Treatment as prevention: sustainability not stigma

Treatment as Prevention is the idea of treating PLHIV early and en masse, based on the slowly emerging consensus among medical researchers that HIV treatment reduces infectiousness. That consensus is an interesting story in its own right, since there’s not yet any new evidence to support it.

Based on a wildly unrealistic mathematical model — set in South Africa of all places — public health practitioners have been planning experimental trials of the TAP concept, and a recent post on Peripheries blog takes aim against stigma, cited as a major objection against treatment as prevention.

Intriguingly, the post states a couple of times that it’s not about stigma. Over the past three years I’ve been doing a fair bit of training and writing about how we conceptualise stigma in HIV prevention work, so I contacted the author to find out what he thought it really was about.

Imagine that you are diagnosed with a disease for which there is a treatment that can extend your life, keep you in good health, and protect others against getting the same disease. Your doctor tells you about this treatment and about its benefits (and its inconveniences, as with any treatment). Question: will you publicly question if yes or not you will take this treatment? Will you advocate for the right of people not to take this treatment?

Now, the disease I had in mind was not HIV. In fact many diseases fit the description above — TB, polio, malaria and even cancer. On the contrary wouldn’t you scream if you were NOT offered treatment? Think about all those infected with TB and want treatment and don’t have it. Think about all those in Africa affected with HIV and are fighting to get treatment. But here we are saying that people infected with a virus that will kill them and potentially kill others should not be “imposed” (upon with) treatment.

Why are there so many questions asked when the disease is HIV? That is stigma. The public health response to HIV has been absolutely amazing in that it has thrown away all known and working principles of dealing with a pandemic. Think about Polio and the massive vaccination campaign that led to the eradication of the disease, or closer to home, just think about the jab you get to protect you and your family against measles, mumps and rubella. Is anybody questioning these? (…)

Where does the idea that HIV is somehow a different epidemic come from? (e-mail communication, 16 April 2010; edited for typos)

I actually kind of agree that the major objections to TAP are not really about stigma. Stigma is just the all-purpose word that PH people use whenever they really mean “social”. In the AFAO article I called it the ‘remainder’, or what’s left over at the end of the equations — in other words, everything that doesn’t fit into the model. I find that frustrating because I like clarity and I want something I can operationalise in an educational intervention and that usage fails both tests!

The other thing that often happens in PH invocations of stigma is that it gets sidelined, ie treated as an unavoidable side effect of something that we really want to do (so no point complaining about it). We really want to do HIV prevention (so don’t complain if a few poz men have their feelings hurt by this new campaign). We really want to give people treatments (so don’t complain if a few people crazy enough to refuse treatment find themselves stigmatised).
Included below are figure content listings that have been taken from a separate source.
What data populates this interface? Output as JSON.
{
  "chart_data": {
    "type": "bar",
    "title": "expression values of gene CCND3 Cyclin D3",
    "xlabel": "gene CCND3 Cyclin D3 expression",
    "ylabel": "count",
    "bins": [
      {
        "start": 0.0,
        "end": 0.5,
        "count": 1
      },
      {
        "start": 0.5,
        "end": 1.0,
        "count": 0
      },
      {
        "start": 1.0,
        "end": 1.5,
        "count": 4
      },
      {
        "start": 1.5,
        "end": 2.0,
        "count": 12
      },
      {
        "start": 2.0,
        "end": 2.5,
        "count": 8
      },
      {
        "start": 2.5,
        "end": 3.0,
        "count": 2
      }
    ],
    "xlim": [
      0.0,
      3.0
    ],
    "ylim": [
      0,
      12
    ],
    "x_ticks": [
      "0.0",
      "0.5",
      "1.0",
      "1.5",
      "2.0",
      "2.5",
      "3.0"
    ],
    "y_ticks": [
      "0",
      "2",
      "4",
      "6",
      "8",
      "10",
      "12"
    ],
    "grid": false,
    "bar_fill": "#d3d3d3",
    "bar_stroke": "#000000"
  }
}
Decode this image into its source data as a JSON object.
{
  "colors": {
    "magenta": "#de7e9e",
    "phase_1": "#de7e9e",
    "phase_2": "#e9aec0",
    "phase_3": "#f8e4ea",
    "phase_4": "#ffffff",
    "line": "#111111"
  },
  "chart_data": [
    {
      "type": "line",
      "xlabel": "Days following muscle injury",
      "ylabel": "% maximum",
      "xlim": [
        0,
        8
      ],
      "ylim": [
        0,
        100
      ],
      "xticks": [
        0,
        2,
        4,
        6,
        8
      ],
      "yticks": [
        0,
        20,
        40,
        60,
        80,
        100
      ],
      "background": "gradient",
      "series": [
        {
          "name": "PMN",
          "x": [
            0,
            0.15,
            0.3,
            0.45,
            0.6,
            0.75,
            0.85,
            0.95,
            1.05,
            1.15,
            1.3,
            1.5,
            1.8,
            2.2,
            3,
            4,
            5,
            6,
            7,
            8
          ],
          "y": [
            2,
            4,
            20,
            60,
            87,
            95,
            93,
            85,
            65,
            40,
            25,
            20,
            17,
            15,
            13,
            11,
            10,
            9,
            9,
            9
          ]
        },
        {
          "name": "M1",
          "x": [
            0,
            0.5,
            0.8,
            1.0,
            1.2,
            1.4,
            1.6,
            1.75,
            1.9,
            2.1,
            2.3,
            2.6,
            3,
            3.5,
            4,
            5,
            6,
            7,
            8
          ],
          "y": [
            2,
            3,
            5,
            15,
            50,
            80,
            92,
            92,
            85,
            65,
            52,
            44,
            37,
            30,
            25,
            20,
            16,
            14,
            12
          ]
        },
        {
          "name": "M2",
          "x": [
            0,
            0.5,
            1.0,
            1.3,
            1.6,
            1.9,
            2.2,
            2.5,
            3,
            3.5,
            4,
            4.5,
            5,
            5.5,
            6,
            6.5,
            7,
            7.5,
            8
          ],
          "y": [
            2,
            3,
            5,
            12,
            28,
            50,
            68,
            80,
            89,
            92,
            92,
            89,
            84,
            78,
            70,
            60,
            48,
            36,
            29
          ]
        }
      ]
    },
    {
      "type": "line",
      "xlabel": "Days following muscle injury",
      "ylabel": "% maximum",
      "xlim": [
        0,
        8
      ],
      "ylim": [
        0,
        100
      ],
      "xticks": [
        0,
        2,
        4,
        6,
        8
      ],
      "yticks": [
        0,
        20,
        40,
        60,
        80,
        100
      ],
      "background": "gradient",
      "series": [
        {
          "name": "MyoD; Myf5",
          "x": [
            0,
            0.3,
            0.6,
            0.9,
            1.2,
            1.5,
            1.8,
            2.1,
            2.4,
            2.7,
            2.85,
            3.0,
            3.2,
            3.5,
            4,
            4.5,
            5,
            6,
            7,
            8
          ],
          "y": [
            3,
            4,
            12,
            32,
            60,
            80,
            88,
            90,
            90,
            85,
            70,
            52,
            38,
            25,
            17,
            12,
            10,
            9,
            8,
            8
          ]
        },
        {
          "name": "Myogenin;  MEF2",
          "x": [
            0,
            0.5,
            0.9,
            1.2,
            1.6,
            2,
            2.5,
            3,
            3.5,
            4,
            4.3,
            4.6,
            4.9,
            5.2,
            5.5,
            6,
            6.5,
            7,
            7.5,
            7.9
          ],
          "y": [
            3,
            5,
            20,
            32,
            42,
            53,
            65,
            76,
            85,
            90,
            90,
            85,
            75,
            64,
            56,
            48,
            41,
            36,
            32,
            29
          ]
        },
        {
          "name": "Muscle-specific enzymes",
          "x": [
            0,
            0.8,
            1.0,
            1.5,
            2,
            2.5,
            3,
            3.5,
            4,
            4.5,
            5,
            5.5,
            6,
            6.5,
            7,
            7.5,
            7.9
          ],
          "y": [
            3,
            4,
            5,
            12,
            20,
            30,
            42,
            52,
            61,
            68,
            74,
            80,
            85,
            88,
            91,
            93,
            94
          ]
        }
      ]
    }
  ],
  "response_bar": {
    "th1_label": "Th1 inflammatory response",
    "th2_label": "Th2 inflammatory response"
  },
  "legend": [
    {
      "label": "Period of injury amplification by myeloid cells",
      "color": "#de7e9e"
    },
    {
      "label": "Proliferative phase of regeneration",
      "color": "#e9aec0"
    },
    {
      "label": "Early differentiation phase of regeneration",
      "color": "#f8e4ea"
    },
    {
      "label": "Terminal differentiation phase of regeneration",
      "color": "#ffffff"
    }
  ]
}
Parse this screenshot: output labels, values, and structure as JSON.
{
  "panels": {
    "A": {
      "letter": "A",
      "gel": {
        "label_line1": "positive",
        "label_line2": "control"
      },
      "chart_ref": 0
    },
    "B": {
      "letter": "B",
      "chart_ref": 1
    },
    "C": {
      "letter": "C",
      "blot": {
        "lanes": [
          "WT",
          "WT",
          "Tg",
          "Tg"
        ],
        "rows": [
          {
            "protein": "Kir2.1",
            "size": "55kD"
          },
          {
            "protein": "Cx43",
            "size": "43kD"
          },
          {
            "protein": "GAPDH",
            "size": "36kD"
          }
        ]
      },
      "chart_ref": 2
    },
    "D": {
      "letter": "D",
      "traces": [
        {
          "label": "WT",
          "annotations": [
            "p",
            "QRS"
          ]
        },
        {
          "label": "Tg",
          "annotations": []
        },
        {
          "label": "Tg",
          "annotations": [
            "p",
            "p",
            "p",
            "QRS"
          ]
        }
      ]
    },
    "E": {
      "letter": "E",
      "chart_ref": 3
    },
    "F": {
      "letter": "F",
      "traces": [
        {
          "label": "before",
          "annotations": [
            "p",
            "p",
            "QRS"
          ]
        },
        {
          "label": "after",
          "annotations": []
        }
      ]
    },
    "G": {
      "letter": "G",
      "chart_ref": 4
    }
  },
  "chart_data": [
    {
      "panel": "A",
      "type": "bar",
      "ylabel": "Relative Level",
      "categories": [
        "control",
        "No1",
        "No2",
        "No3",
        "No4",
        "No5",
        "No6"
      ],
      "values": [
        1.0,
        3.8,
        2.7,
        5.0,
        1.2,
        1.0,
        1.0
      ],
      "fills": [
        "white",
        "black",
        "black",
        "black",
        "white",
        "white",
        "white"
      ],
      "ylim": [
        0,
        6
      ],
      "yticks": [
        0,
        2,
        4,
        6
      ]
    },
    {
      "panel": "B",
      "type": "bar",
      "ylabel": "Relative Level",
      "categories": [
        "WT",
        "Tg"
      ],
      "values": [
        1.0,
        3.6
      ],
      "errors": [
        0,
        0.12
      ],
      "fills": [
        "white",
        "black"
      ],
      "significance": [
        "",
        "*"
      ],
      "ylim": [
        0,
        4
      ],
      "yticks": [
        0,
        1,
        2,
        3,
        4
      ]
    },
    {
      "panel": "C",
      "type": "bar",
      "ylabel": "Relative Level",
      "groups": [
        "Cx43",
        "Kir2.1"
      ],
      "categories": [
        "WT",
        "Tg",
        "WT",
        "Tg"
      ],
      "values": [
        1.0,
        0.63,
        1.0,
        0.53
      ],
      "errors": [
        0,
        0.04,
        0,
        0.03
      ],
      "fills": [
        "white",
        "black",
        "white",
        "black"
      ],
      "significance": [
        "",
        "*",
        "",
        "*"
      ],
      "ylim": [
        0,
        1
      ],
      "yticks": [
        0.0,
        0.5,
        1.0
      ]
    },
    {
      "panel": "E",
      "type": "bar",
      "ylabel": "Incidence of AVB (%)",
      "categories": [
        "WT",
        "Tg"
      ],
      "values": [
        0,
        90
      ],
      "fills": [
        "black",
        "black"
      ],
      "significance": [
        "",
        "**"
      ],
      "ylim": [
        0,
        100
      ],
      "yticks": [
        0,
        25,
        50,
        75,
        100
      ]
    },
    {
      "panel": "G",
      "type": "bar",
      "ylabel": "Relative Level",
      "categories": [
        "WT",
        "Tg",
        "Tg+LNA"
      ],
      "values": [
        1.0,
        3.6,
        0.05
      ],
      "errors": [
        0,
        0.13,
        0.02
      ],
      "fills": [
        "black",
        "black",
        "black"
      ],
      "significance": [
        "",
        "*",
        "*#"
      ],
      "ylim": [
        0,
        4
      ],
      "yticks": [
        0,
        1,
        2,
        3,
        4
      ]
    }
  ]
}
As I’ve said in my post about TLC+, most people would be thrilled if it meant they could afford to take ART; they won’t be complaining about stigma. There’s absolutely no sign of any new money to pay to put new people on ART, so TLC+ is what you do when you want TAP without actually having to pay for it. But I guess that’s just America for you, and if it adds strength to the treatments roll-out there and in the developing world, that’s what I really care about.

The real question I have about TAP is about sustainability. Most people encounter ethics in a clinical or academic setting, where consent is mainly about protecting the institution from a law suit. In the real world, consent is about something really different. Imagine I’m a drug counsellor and I put the “hard sell” on a client to enter a residential drug rehabilitation program. They might agree reluctantly but not genuinely consent, and that strongly predicts them dropping out of the program — because they never really made its objectives their own. So they go back to using whatever and hopefully don’t overdose and have a few more chances to get free of drugs in future.

BUT if you do the same thing to someone living with HIV, “dropping out”
means developing resistance to first and maybe second line treatments as well. Then you’ve got someone who didn’t see starting treatment as their own decision in the first place, with a negative emotional history of treatment, potentially in a setting where third line treatment isn’t available or affordable.

So when Jim says we would never start someone on treatment before it was clinically necessary and they felt ready — I believe him; I don’t know treating doctors who would. But that’s where stigma DOES kick in, because it puts pressure on patients that doctors can’t see or control. That was the concern Edwin J Bernard mentioned in our discussion on the book of Face: treatment as prevention will dichotomise “good” PLHIV who take their pills as opposed to the “bad” PLHIV who don’t (and are assumed to put everyone else at risk).

So we’re not just being stigma sissies complaining about public health, or anti-vaxxers, or HIV exceptionalists. We’re onboard with the push to
expand treatment access. We’re raising social and psychological issues of direct, operational relevance to the sustainability of treatment as prevention. We’d just like to do treatment as treatment. And if your funding and ethics committees are giving you a hard time about stigma, let me know and I can send you some literature.